I first came to quilting when I won a beautiful quilt at a raffle in college. I thought the colors and little pieces so wonderful and I loved the idea that mothers at the college had spent months making it for their raffle.
Years and years later I was starting to make my own quilts, and when Takumi reached kindergarten age I made friends with a couple other ladies who had an interest in English and patchwork. I was asked to teach them English and we decided that we'd use a book I'd recently found, and do the patchwork as we translated the book. We used Mary Ellen Hopkin's book "The It's Okay If You Sit On MY Quilt Book" and it was revolutionary (to us in Japan) to think that quilts could be made on the sewing machine. Up until then all patchwork was done by hand and there were no books or teachers talking about machine piecing or roller cutters etc.
My friends and I got pretty good with machine piecing quilts and one day I came up with the bright idea that we could hold a machine piecing class at the kindergarten, ask participants to make a specific block and then we'd all make a quilt and raffle it off at the bazaar. DISASTER!

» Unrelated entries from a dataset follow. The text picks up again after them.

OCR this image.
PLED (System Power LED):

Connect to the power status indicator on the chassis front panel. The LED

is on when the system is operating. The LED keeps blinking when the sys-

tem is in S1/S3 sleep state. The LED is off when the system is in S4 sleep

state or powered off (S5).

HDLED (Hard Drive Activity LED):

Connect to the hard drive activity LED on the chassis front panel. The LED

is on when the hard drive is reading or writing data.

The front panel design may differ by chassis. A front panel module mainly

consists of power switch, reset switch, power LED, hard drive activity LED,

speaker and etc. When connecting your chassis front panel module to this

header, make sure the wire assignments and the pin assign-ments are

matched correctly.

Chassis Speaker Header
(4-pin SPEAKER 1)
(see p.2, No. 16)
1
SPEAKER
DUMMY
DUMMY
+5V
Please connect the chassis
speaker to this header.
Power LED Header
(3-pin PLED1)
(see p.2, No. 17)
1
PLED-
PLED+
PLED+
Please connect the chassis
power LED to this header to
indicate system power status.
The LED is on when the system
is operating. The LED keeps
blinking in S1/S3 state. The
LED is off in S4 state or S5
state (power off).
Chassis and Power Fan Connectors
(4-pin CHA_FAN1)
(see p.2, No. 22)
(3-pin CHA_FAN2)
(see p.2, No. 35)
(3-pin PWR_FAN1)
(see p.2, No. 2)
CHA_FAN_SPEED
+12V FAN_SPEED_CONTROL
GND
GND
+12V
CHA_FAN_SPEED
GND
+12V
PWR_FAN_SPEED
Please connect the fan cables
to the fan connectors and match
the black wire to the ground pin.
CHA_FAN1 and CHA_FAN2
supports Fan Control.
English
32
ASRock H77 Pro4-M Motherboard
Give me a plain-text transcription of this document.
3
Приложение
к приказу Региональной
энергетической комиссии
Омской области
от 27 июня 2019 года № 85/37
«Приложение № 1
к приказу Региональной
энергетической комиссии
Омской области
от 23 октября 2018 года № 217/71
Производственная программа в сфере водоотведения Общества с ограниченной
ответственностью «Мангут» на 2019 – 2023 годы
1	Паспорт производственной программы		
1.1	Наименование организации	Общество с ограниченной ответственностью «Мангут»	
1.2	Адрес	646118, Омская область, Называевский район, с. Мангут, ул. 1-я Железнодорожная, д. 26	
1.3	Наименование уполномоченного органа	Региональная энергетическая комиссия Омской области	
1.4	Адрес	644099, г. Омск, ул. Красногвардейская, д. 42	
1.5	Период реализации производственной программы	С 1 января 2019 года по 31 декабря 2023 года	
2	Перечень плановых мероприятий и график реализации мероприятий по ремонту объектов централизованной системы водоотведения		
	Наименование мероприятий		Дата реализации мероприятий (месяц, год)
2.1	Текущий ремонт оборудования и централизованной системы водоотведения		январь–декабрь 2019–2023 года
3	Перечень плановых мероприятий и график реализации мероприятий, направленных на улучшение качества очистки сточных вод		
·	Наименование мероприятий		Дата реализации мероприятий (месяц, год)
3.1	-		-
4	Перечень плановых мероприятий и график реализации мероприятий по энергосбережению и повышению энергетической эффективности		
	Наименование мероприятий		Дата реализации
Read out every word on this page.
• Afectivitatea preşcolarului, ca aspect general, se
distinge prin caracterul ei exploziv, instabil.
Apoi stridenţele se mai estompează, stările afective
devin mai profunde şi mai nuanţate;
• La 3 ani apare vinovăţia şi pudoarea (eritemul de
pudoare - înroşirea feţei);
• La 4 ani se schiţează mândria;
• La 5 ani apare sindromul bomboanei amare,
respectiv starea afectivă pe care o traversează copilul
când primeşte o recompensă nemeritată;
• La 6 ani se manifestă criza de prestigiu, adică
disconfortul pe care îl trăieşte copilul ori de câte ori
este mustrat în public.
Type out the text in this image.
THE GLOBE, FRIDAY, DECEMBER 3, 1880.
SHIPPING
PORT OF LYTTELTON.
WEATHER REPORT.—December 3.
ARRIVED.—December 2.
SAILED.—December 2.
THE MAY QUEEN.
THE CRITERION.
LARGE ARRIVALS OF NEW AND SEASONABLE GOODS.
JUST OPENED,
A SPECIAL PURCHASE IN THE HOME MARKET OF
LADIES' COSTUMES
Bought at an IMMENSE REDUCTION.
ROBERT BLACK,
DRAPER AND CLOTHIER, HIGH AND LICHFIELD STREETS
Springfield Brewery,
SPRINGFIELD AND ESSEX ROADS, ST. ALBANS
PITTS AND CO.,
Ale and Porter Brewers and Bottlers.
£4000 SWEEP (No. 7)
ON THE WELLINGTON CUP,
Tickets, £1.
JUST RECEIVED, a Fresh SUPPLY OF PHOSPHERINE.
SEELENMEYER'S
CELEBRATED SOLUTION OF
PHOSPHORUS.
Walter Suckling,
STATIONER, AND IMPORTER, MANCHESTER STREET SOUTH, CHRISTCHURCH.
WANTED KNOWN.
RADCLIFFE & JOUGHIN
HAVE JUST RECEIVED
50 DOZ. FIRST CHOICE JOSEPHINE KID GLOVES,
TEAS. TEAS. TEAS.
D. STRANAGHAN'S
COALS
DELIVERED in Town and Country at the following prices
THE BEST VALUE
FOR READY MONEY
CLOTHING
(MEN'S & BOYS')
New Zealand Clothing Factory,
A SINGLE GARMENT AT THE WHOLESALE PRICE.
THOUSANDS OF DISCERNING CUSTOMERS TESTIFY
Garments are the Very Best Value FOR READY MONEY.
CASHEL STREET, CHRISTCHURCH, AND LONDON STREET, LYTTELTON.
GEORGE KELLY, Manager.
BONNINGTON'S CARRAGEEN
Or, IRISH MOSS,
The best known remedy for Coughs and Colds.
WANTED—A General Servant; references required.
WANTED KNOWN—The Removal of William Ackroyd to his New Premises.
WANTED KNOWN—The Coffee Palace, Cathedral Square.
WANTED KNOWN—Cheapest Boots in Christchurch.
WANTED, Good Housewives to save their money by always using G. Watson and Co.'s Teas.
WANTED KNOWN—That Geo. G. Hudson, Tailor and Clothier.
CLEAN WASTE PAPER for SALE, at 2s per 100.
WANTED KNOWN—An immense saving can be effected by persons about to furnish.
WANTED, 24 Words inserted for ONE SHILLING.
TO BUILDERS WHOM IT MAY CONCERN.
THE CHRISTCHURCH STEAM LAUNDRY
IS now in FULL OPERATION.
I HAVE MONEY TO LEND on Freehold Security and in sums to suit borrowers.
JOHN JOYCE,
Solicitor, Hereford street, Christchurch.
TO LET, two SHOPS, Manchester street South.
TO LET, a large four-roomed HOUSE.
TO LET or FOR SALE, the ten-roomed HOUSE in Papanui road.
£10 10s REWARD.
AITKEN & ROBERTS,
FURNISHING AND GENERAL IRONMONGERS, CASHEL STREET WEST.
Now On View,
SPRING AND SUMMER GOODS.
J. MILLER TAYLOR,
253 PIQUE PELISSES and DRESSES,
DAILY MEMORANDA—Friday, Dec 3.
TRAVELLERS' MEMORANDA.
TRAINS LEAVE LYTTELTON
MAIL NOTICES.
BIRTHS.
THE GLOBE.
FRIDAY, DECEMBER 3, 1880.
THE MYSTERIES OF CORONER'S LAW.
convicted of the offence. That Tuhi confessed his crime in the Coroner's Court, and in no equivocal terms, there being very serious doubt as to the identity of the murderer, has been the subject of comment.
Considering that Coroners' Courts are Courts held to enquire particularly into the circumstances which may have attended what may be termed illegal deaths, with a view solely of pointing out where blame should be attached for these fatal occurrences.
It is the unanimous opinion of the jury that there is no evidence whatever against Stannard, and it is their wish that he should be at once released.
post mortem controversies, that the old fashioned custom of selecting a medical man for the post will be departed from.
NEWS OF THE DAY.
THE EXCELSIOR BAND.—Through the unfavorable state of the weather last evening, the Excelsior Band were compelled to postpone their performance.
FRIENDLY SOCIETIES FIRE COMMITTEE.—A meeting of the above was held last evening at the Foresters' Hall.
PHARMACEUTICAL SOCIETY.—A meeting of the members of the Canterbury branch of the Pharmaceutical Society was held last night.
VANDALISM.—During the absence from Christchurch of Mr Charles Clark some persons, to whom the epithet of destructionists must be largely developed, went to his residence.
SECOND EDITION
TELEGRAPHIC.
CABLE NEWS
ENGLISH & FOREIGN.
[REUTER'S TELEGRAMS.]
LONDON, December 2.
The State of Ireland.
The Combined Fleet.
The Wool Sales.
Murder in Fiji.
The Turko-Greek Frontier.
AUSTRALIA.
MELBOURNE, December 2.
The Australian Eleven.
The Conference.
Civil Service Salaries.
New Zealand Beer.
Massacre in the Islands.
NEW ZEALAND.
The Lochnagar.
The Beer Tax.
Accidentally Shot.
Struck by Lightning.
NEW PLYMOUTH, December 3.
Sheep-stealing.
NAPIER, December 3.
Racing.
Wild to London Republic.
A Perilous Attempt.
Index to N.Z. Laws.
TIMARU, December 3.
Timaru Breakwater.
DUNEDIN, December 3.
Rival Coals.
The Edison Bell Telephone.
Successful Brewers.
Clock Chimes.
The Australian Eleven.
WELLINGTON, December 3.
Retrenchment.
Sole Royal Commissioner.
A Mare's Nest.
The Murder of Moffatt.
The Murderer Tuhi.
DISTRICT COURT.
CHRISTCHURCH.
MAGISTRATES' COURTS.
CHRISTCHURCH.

Lots of people showed an interest and so my friends and I held a couple of classes and gave everyone the basics of how to make triangles en mass, and then machine piece everything. We had chosen to make a quilt of many colorful baskets all set on point. Of course we gave out measurements. Of course we taught a quick applique class on how to applique the basket handle. Of course we explained the importance of a 1/4 inch seam. And everyone went home with homework. What came back to us? Lots and lots of different sized baskets! The triangles were in an assortment of sizes, the handles were placed in all different diameters of curves and the stitching could hardly be called hidden applique. Something had gone very wrong but we couldn't insult anyone and say
"We're not using your block. It is too poorly constructed." or "Sorry, you'll have to make this over again, it's not the right size."
So my friends and I squeezed and pulled and SOMEHOW got all the blocks into one quilt flimsy. (I think Mrs. Furui re-did a few of the applique handles.) Not great but passable.
The next part of our plan was to make the sandwich and ask everyone who had made a block to participate in the quilting. We drew the quilting lines on the center offset blocks, wrote out specific instructions for quilting and passed the quilt around with a quilting hoop, thread, needle and thimble. HAH! We were so STUPID! No one can just be handed a bedsize quilt in a quilting hoop and a thimble and start quilting! But that is what we expected and you can guess what came back to us!
The instructions had either gotten lost or everyone decided to ignore them, but the whole back side of the quilt was covered in knots! No one had hidden the knots in the quilt! The back side felt like it had the Chicken Pox or something! The quilt stitches were of a variety of sizes, some large enough to poke your finger through! Many of the stitches never made it to the back side of the quilt (some did) so there were parts where the back was puffing out, part where it was quilted to the front. In the time it took for the quilt to make its rounds, the quilting lines had faded away to almost nothing so parts were left unquilted, and some people had become creative and quilted where they thought a stitch or two was needed. The whole quilt puckered in some places and was wrinkled in others. Mrs. Furui spent days trying to hide the knots but often the original quilter hadn't backstitched so the thread and the seams began to unravel. Oh my goodness! What a quilt!
We went ahead and raffled the quilt (I still remember the name of the poor person who "won" it) since that had been the whole point from the beginning and it was the main event of the bazaar but really it was such a disaster that my quilting friends and I were embarrassed and swore we'd never do it again!
And we didn't... for maybe three years. After continuing our own little quilting group we grew a little wiser and decided to try a bazaar quilt again but this time limit the quilt making to experienced quilters and to anyone who wanted to come "weekly" to our quilting group and get some lessons. (We could also monitor the work a little better and make suggestions without hurting peoples' feelings.) And from that time onward for the past 12 years, our little group has spent each year making a quilt to be raffled at the bazaar.
And for all that there isn't even a picture of that disaster quilt but the rest of the bazaar quilts have been pretty well documented.
The quilt here with my friends was the 2006 bazaar quilt. The lovely quilt with the hearts was a take-off from Quilting Bebbs quilt that I found on her blog and that we made for the 2007 bazaar. This year's quilt was inspired by Colleen from Musings from my Soul...
Today is raffle day and I'm happy to say that we have wonderful quilt that we are very proud to show and we are certain that the winner will be very happy to take home a quilt made of love and many years of experience!